Après Les triplettes de Belleville et L'illusionniste (qui était un ennuyant hommage à Jacques Tati) Sylvain Chomet propose une comédie douce-amère mettant en vedette un personnage central muet, marqué par une image d'enfance (là c'est moi qui réfère à Chris Marker, mais il reste que c'est ce dont il s'agit), qui fait en quelque sorte un voyage dans ses souvenirs grâce aux substances hallucinogènes cultivées par une voisine, Madame Proust (!), pour retrouver sa mère morte tragiquement. Le cinéaste français fait de ce film une mécanique bien huilée, de toute évidence rigoureusement contrôlée, qui est suffisamment bien menée malgré les enjeux assez faibles qui apparaissent au cours du récit (des choupettes?).

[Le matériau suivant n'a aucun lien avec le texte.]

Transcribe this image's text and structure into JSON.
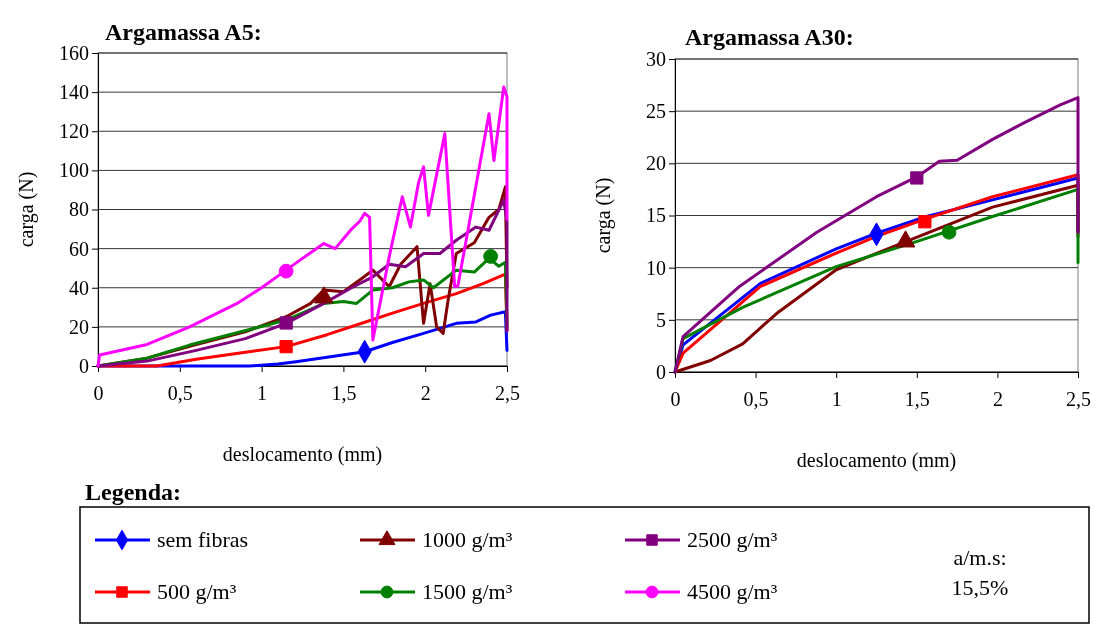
{
  "chart_data": [
    {
      "type": "line",
      "title": "Argamassa A5:",
      "xlabel": "deslocamento (mm)",
      "ylabel": "carga (N)",
      "legend_title": "Legenda:",
      "legend": "bottom",
      "grid": "y",
      "annotations": [
        "a/m.s:\n15,5%"
      ],
      "xlim": [
        0,
        2.5
      ],
      "ylim": [
        0,
        160
      ],
      "xticks": [
        0,
        {
          "value": 0.5,
          "label": "0,5"
        },
        1,
        {
          "value": 1.5,
          "label": "1,5"
        },
        2,
        {
          "value": 2.5,
          "label": "2,5"
        }
      ],
      "yticks": [
        0,
        20,
        40,
        60,
        80,
        100,
        120,
        140,
        160
      ],
      "series": [
        {
          "name": "sem fibras",
          "color": "#0000ff",
          "x": [
            0,
            0.5,
            0.93,
            1.1,
            1.21,
            1.4,
            1.63,
            1.8,
            1.99,
            2.19,
            2.31,
            2.4,
            2.49,
            2.5
          ],
          "values": [
            0,
            0,
            0,
            1,
            2.2,
            4.5,
            7.3,
            12,
            16.7,
            21.8,
            22.5,
            26,
            27.7,
            8
          ]
        },
        {
          "name": "500 g/m³",
          "color": "#ff0000",
          "x": [
            0,
            0.36,
            0.6,
            0.9,
            1.15,
            1.4,
            1.64,
            1.8,
            1.99,
            2.19,
            2.35,
            2.49,
            2.5
          ],
          "values": [
            0,
            0,
            3.5,
            7,
            9.9,
            16,
            22.6,
            27,
            32,
            37,
            42,
            47,
            18
          ]
        },
        {
          "name": "1000 g/m³",
          "color": "#800000",
          "x": [
            0,
            0.3,
            0.6,
            0.9,
            1.15,
            1.3,
            1.38,
            1.5,
            1.6,
            1.68,
            1.78,
            1.85,
            1.95,
            1.99,
            2.03,
            2.07,
            2.11,
            2.14,
            2.19,
            2.3,
            2.39,
            2.45,
            2.49,
            2.5
          ],
          "values": [
            0,
            4,
            11,
            17.5,
            25.2,
            32,
            38.8,
            38,
            44,
            49,
            40.5,
            52,
            61,
            21.8,
            42,
            20,
            16.7,
            33.7,
            57.5,
            63,
            76,
            80,
            91.6,
            40
          ]
        },
        {
          "name": "1500 g/m³",
          "color": "#008000",
          "x": [
            0,
            0.3,
            0.56,
            0.85,
            1.15,
            1.3,
            1.38,
            1.5,
            1.58,
            1.68,
            1.8,
            1.9,
            1.99,
            2.05,
            2.19,
            2.3,
            2.39,
            2.45,
            2.49,
            2.5
          ],
          "values": [
            0,
            4,
            10.7,
            17,
            23.5,
            29,
            32,
            33,
            32,
            38.8,
            40,
            43,
            44,
            40,
            49,
            48,
            55,
            51,
            53,
            20
          ]
        },
        {
          "name": "2500 g/m³",
          "color": "#800080",
          "x": [
            0,
            0.3,
            0.6,
            0.9,
            1.15,
            1.38,
            1.55,
            1.68,
            1.78,
            1.88,
            1.99,
            2.09,
            2.19,
            2.31,
            2.39,
            2.48,
            2.5,
            2.5
          ],
          "values": [
            0,
            2.5,
            8,
            14,
            21.8,
            32,
            40,
            45.6,
            52,
            50.7,
            57.5,
            57.5,
            64.3,
            71,
            69.4,
            84.8,
            74,
            18
          ]
        },
        {
          "name": "4500 g/m³",
          "color": "#ff00ff",
          "x": [
            0,
            0.01,
            0.3,
            0.56,
            0.85,
            1.0,
            1.15,
            1.25,
            1.38,
            1.45,
            1.55,
            1.6,
            1.63,
            1.66,
            1.68,
            1.78,
            1.86,
            1.91,
            1.96,
            1.99,
            2.02,
            2.12,
            2.18,
            2.2,
            2.39,
            2.42,
            2.48,
            2.5,
            2.5
          ],
          "values": [
            0,
            5.6,
            11,
            20,
            32,
            40,
            49,
            55,
            62.6,
            60,
            70,
            74,
            78,
            76,
            13.3,
            55.8,
            86.5,
            71,
            94,
            101.8,
            77,
            118.8,
            40.5,
            41,
            129,
            105,
            142.6,
            137.5,
            75
          ]
        },
        {
          "type": "scatter",
          "color": "#0000ff",
          "marker": "diamond",
          "x": [
            1.63
          ],
          "values": [
            7.3
          ]
        },
        {
          "type": "scatter",
          "color": "#ff0000",
          "marker": "square",
          "x": [
            1.15
          ],
          "values": [
            9.9
          ]
        },
        {
          "type": "scatter",
          "color": "#800000",
          "marker": "triangle",
          "x": [
            1.38
          ],
          "values": [
            35
          ]
        },
        {
          "type": "scatter",
          "color": "#008000",
          "marker": "circle",
          "x": [
            2.4
          ],
          "values": [
            56
          ]
        },
        {
          "type": "scatter",
          "color": "#800080",
          "marker": "square",
          "x": [
            1.15
          ],
          "values": [
            22
          ]
        },
        {
          "type": "scatter",
          "color": "#ff00ff",
          "marker": "circle",
          "x": [
            1.15
          ],
          "values": [
            48.5
          ]
        }
      ]
    },
    {
      "type": "line",
      "title": "Argamassa A30:",
      "xlabel": "deslocamento (mm)",
      "ylabel": "carga (N)",
      "grid": "y",
      "xlim": [
        0,
        2.5
      ],
      "ylim": [
        0,
        30
      ],
      "xticks": [
        0,
        {
          "value": 0.5,
          "label": "0,5"
        },
        1,
        {
          "value": 1.5,
          "label": "1,5"
        },
        2,
        {
          "value": 2.5,
          "label": "2,5"
        }
      ],
      "yticks": [
        0,
        5,
        10,
        15,
        20,
        25,
        30
      ],
      "series": [
        {
          "color": "#0000ff",
          "x": [
            0,
            0.05,
            0.53,
            1.0,
            1.25,
            1.56,
            1.97,
            2.5,
            2.5
          ],
          "values": [
            0,
            2.6,
            8.5,
            11.8,
            13.3,
            14.9,
            16.5,
            18.6,
            13.6
          ]
        },
        {
          "color": "#ff0000",
          "x": [
            0,
            0.05,
            0.38,
            0.53,
            1.0,
            1.25,
            1.56,
            1.97,
            2.5,
            2.5
          ],
          "values": [
            0,
            1.8,
            6.2,
            8.2,
            11.4,
            13,
            14.7,
            16.8,
            18.9,
            13.5
          ]
        },
        {
          "color": "#800000",
          "x": [
            0,
            0.22,
            0.42,
            0.63,
            1.0,
            1.35,
            1.97,
            2.5,
            2.5
          ],
          "values": [
            0,
            1.1,
            2.7,
            5.6,
            9.8,
            12,
            15.8,
            17.9,
            13
          ]
        },
        {
          "color": "#008000",
          "x": [
            0,
            0.05,
            0.42,
            1.0,
            1.46,
            1.97,
            2.5,
            2.5
          ],
          "values": [
            0,
            3.2,
            6.2,
            10.1,
            12.3,
            14.9,
            17.5,
            10.5
          ]
        },
        {
          "color": "#800080",
          "x": [
            0,
            0.05,
            0.4,
            0.88,
            1.25,
            1.5,
            1.64,
            1.75,
            1.97,
            2.18,
            2.39,
            2.5,
            2.5
          ],
          "values": [
            0,
            3.4,
            8.2,
            13.4,
            16.8,
            18.7,
            20.2,
            20.3,
            22.3,
            24,
            25.6,
            26.3,
            13.4
          ]
        },
        {
          "type": "scatter",
          "color": "#0000ff",
          "marker": "diamond",
          "x": [
            1.25
          ],
          "values": [
            13.2
          ]
        },
        {
          "type": "scatter",
          "color": "#ff0000",
          "marker": "square",
          "x": [
            1.55
          ],
          "values": [
            14.4
          ]
        },
        {
          "type": "scatter",
          "color": "#800000",
          "marker": "triangle",
          "x": [
            1.43
          ],
          "values": [
            12.5
          ]
        },
        {
          "type": "scatter",
          "color": "#008000",
          "marker": "circle",
          "x": [
            1.7
          ],
          "values": [
            13.4
          ]
        },
        {
          "type": "scatter",
          "color": "#800080",
          "marker": "square",
          "x": [
            1.5
          ],
          "values": [
            18.6
          ]
        }
      ]
    }
  ]
}
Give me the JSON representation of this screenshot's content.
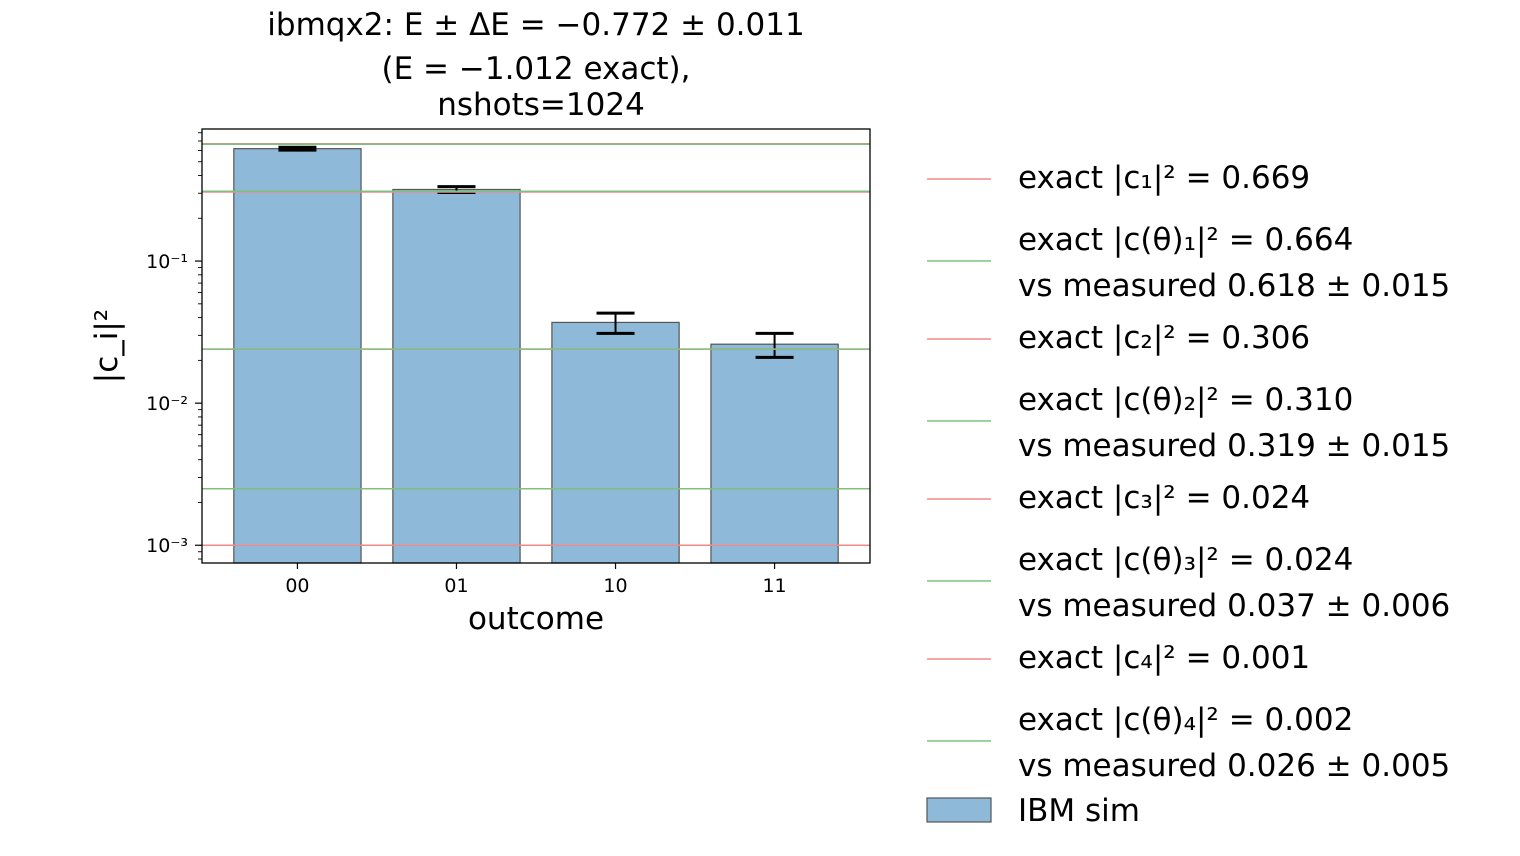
{
  "chart_data": {
    "type": "bar",
    "title_lines": [
      "ibmqx2: E ± ΔE = −0.772 ± 0.011",
      "(E = −1.012 exact),",
      "nshots=1024"
    ],
    "xlabel": "outcome",
    "ylabel": "|c_i|²",
    "yscale": "log",
    "ylim": [
      0.00075,
      0.85
    ],
    "yticks": [
      {
        "value": 0.1,
        "label": "10⁻¹"
      },
      {
        "value": 0.01,
        "label": "10⁻²"
      },
      {
        "value": 0.001,
        "label": "10⁻³"
      }
    ],
    "categories": [
      "00",
      "01",
      "10",
      "11"
    ],
    "series": [
      {
        "name": "IBM sim",
        "values": [
          0.618,
          0.319,
          0.037,
          0.026
        ],
        "errors": [
          0.015,
          0.015,
          0.006,
          0.005
        ],
        "color": "#8fb9d9"
      }
    ],
    "reference_lines": [
      {
        "label": "exact |c₁|² = 0.669",
        "value": 0.669,
        "color": "#f08a8a"
      },
      {
        "label": "exact |c(θ)₁|² = 0.664",
        "label2": "vs measured 0.618 ± 0.015",
        "value": 0.664,
        "color": "#7fbf7f"
      },
      {
        "label": "exact |c₂|² = 0.306",
        "value": 0.306,
        "color": "#f08a8a"
      },
      {
        "label": "exact |c(θ)₂|² = 0.310",
        "label2": "vs measured 0.319 ± 0.015",
        "value": 0.31,
        "color": "#7fbf7f"
      },
      {
        "label": "exact |c₃|² = 0.024",
        "value": 0.024,
        "color": "#f08a8a"
      },
      {
        "label": "exact |c(θ)₃|² = 0.024",
        "label2": "vs measured 0.037 ± 0.006",
        "value": 0.024,
        "color": "#7fbf7f"
      },
      {
        "label": "exact |c₄|² = 0.001",
        "value": 0.001,
        "color": "#f08a8a"
      },
      {
        "label": "exact |c(θ)₄|² = 0.002",
        "label2": "vs measured 0.026 ± 0.005",
        "value": 0.0025,
        "color": "#7fbf7f"
      }
    ],
    "legend_placement": "right, outside plot",
    "grid": false
  }
}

Sans être véritablement mauvais, les interprètes ne trouvent jamais le bon ton et semblent tous jouer dans des films différents; tante Anna et tante Annie (Bernadette Lafont et Hélène Vincent) dans une comédie de situation, Anne Le Ny, dans une oeuvre de psycho-pop et Guillaume Gouix, à cause d'un jeu nécessairement plus burlesque, dans une comédie à la Chaplin ou Keaton. Et les scènes chantées, assez joliment écrites, évoquent Demy. Dans tous les cas, cependant, et surtout pour les personnages secondaires, on est à deux doigts du cabotinage.
En action réelle ne veut pas dire « réaliste », semble s'obstiner Chomet, et les couleurs, les costumes et les décors sont entre génie et kitsch. Les « voyages temporels mentaux » du personnage baignent dans une lumière orangée factice et le dispositif de la caméra (en vision subjective) apparaît bientôt lourd, figé.

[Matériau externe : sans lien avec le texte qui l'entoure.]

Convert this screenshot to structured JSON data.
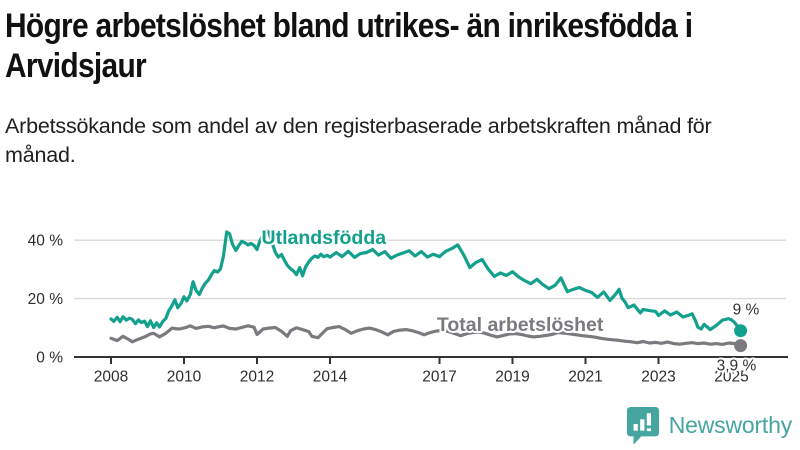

Tout suinte la nostalgie et l'hommage dans Attila Marcel. Le résultat est assez joli, au fond, et pas exactement raté quoique pas réussi non plus. Reste que Sylvain Chomet a sans doute beaucoup plus à dire et à faire vivre en frais d'émotions que ce qui ressort de ce film, très mineur, qu'il faut voir comme un « premier » film, avec les maladresses que cela sous-entend. Reste à voir si l'auteur saura canaliser ses forces.